Here is my problem. I want to document a piece of program and want to express something, I believed quite common among the programming community, but can't hack the idea into a word. Take a look at this class :
public class RemoteClient {
private InetSocketAddress remoteAddress;
/*+ some other fields not in the scope of this topic*/
public RemoteClient(String hostName, int port
/*+ some other arguments not in the scope of this topic*/){
this.remoteAddress=new InetSocketAddress(hostName, port);
}
public InetSocketAddress getRemoteAddress() {
return this.remoteAddress;
}
}
The obvious problem in a multithreaded environment is that the caller of the constructor has no guaranty that hostName
will be resolved, and therefore build time is not deterministic.

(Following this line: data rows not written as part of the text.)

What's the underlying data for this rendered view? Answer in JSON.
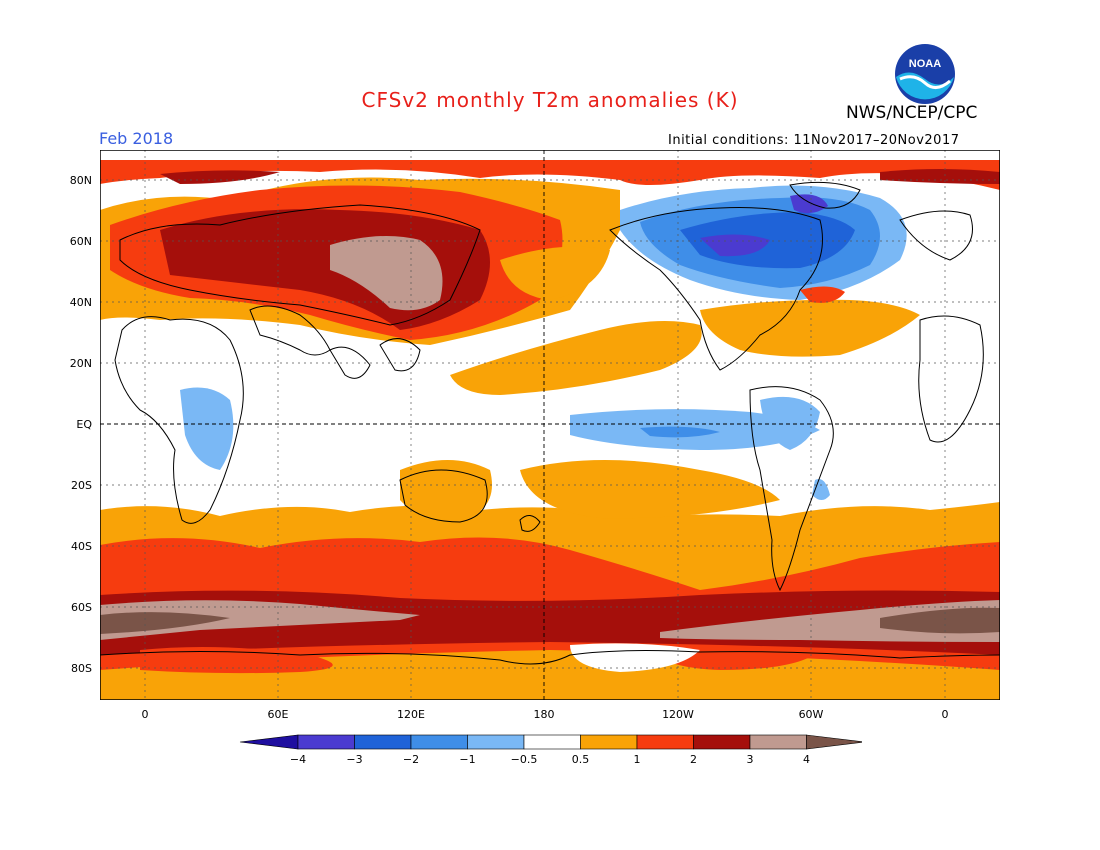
{
  "header": {
    "title": "CFSv2 monthly T2m anomalies (K)",
    "agency": "NWS/NCEP/CPC",
    "logo_text": "NOAA",
    "month": "Feb 2018",
    "initial_conditions": "Initial conditions: 11Nov2017–20Nov2017"
  },
  "map": {
    "lat_labels": [
      "80N",
      "60N",
      "40N",
      "20N",
      "EQ",
      "20S",
      "40S",
      "60S",
      "80S"
    ],
    "lon_labels": [
      "0",
      "60E",
      "120E",
      "180",
      "120W",
      "60W",
      "0"
    ]
  },
  "colorbar": {
    "labels": [
      "−4",
      "−3",
      "−2",
      "−1",
      "−0.5",
      "0.5",
      "1",
      "2",
      "3",
      "4"
    ],
    "colors": [
      "#1f0fa0",
      "#4b3bd0",
      "#1f63d8",
      "#3f8ee8",
      "#7ab8f5",
      "#ffffff",
      "#f9a307",
      "#f63c0f",
      "#a50f0b",
      "#c09a90",
      "#7a5448"
    ]
  }
}
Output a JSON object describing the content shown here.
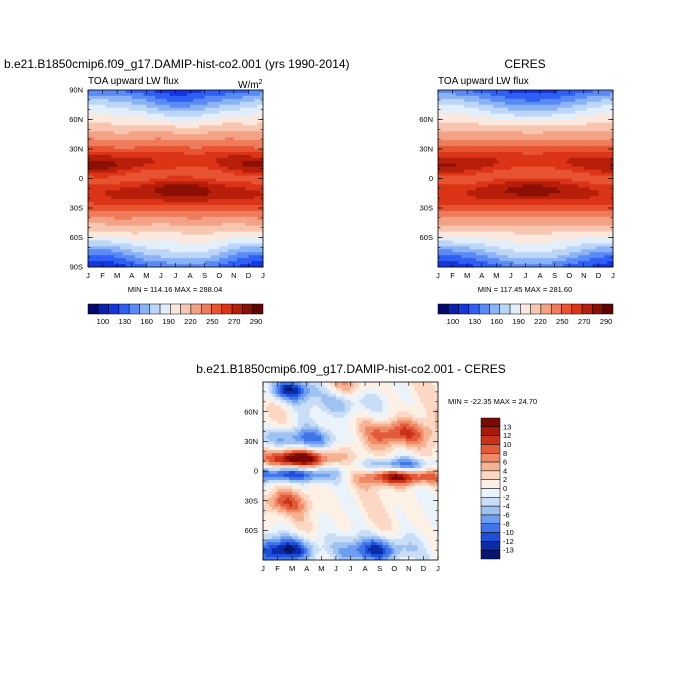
{
  "chart_data": [
    {
      "id": "model",
      "type": "heatmap",
      "title": "b.e21.B1850cmip6.f09_g17.DAMIP-hist-co2.001 (yrs 1990-2014)",
      "subtitle": "TOA upward LW flux",
      "units": "W/m",
      "units_sup": "2",
      "xlabel": "",
      "ylabel": "",
      "x_ticks": [
        "J",
        "F",
        "M",
        "A",
        "M",
        "J",
        "J",
        "A",
        "S",
        "O",
        "N",
        "D",
        "J"
      ],
      "y_ticks": [
        "90N",
        "60N",
        "30N",
        "0",
        "30S",
        "60S",
        "90S"
      ],
      "ylim": [
        -90,
        90
      ],
      "stats": "MIN = 114.16 MAX = 288.04",
      "colorbar": {
        "labels": [
          "100",
          "130",
          "160",
          "190",
          "220",
          "250",
          "270",
          "290"
        ],
        "colors": [
          "#030a6b",
          "#0b20b0",
          "#1436e0",
          "#2f5ff5",
          "#5a8af5",
          "#8cb3f5",
          "#bcd6f8",
          "#e3eefb",
          "#fbe8df",
          "#f8c6b0",
          "#f4a285",
          "#ee7c5c",
          "#e85432",
          "#dc3417",
          "#b71f0b",
          "#8c0f05",
          "#5f0502"
        ]
      }
    },
    {
      "id": "obs",
      "type": "heatmap",
      "title": "CERES",
      "subtitle": "TOA upward LW flux",
      "x_ticks": [
        "J",
        "F",
        "M",
        "A",
        "M",
        "J",
        "J",
        "A",
        "S",
        "O",
        "N",
        "D",
        "J"
      ],
      "y_ticks": [
        "60N",
        "30N",
        "0",
        "30S",
        "60S"
      ],
      "ylim": [
        -90,
        90
      ],
      "stats": "MIN = 117.45 MAX = 281.60",
      "colorbar": {
        "labels": [
          "100",
          "130",
          "160",
          "190",
          "220",
          "250",
          "270",
          "290"
        ]
      }
    },
    {
      "id": "diff",
      "type": "heatmap",
      "title": "b.e21.B1850cmip6.f09_g17.DAMIP-hist-co2.001 - CERES",
      "x_ticks": [
        "J",
        "F",
        "M",
        "A",
        "M",
        "J",
        "J",
        "A",
        "S",
        "O",
        "N",
        "D",
        "J"
      ],
      "y_ticks": [
        "60N",
        "30N",
        "0",
        "30S",
        "60S"
      ],
      "ylim": [
        -90,
        90
      ],
      "stats": "MIN = -22.35 MAX =  24.70",
      "colorbar": {
        "labels": [
          "13",
          "12",
          "10",
          "8",
          "6",
          "4",
          "2",
          "0",
          "-2",
          "-4",
          "-6",
          "-8",
          "-10",
          "-12",
          "-13"
        ],
        "colors": [
          "#7a0903",
          "#a8190a",
          "#c93218",
          "#e25a3a",
          "#f08a66",
          "#f6b393",
          "#fbd7c4",
          "#fdf1e6",
          "#eaf2fb",
          "#c9ddf6",
          "#9ec2f2",
          "#6f9ef0",
          "#3f74ea",
          "#1f4fd8",
          "#0a2ca8",
          "#031670"
        ]
      }
    }
  ]
}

It would be, I believe, much better if the construction of InetSocketAddress
was lazy, such as follow :
public class RemoteClient {
private volatile InetSocketAddress remoteAddress;
private final String hostName;
private final int port;
/*+ some other fields not in the scope of this topic*/
public RemoteClient(String hostName, int port
/*+ some other arguments not in the scope of this topic*/){
this.hostName=hostName;
this.port=port;
}
/** lazy instanciation **/
public InetSocketAddress getRemoteAddress() {
if(remoteAddress==null){
synchronized(hostName){
if(remoteAddress==null){
this.remoteAddress=new InetSocketAddress(hostName, port);
}
}
}
return this.remoteAddress;
}
}
So in this case, the Thread
calling the constructor operator, which might at some time build from a list of host names, has no more network-related indetermination. It is now delegated to the Thread
in charge of communication with the remote client.
- My questions are :
- can you give reasons why the second proposition is/isn't better designed?
- could you put a word on the idiom behind this practice ?
I believe this is not a opinion-based topic, as I'm asking for a design.